The Anticipatory and Task-Driven Nature of Visual Perception. Sebo Uithol, Katherine L Bryant, Ivan Toni, Rogier B Mars. Cerebral Cortex, bhab163, September 7 2021. https://doi.org/10.1093/cercor/bhab163
Abstract: Humans have a remarkable capacity to arrange and rearrange perceptual input according to different categorizations. This begs the question whether the categorization is exclusively a higher visual or amodal process, or whether categorization processes influence early visual areas as well. To investigate this we scanned healthy participants in a magnetic resonance imaging scanner during a conceptual decision task in which participants had to answer questions about upcoming images of animals. Early visual cortices (V1 and V2) contained information about the current visual input, about the granularity of the forthcoming categorical decision, as well as perceptual expectations about the upcoming visual stimulus. The middle temporal gyrus, the anterior temporal lobe, and the inferior frontal gyrus were also involved in the categorization process, constituting an attention and control network that modulates perceptual processing. These findings provide further evidence that early visual processes are driven by conceptual expectations and task demands.
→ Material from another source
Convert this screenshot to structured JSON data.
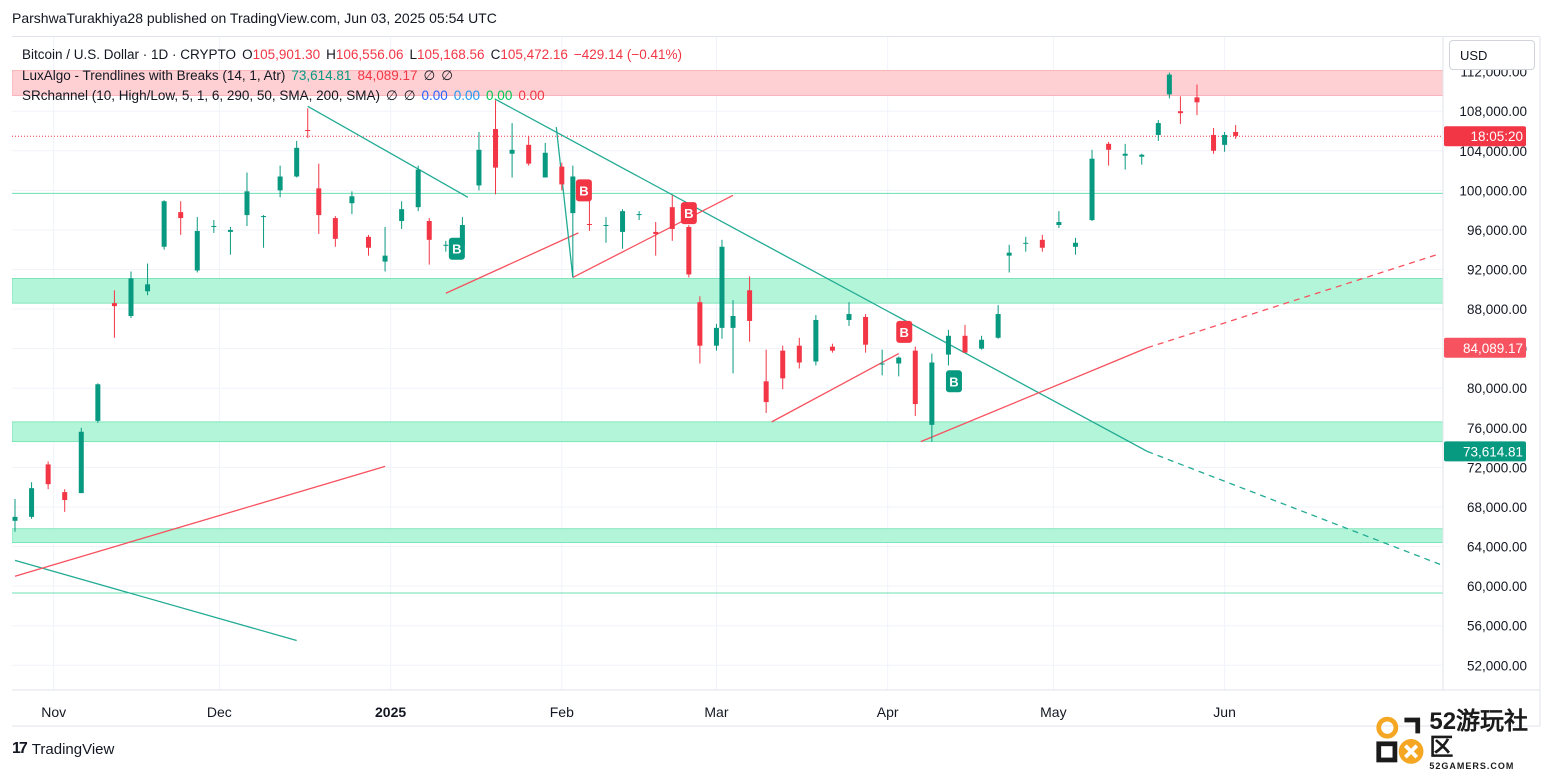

Keywords: visual Categorization, MVPA, FMRI, conceptual knowledge
Discussion
We have shown that the nature of a stimulus (dogs or frogs) can be decoded from the fMRI data, primarily in left and right V1 and V2, and the right fusiform gyrus. Interestingly, the decoding accuracy was strongly dependent on the viewing task. Decoding image perception following superordinate-level questions was significantly less than following basic-level questions. This suggests that the activation in early visual areas is not solely driven by perceptual input, but a combination of the input and task properties, in line with “active vision” theories. This stronger decoding accuracy may be partly driven by the occurrence of more concrete predictions upon basic-level questions, but not entirely, since the cortical surface from which we can decode frogs and dogs is much larger than the cortical surface from which we can validate predictions.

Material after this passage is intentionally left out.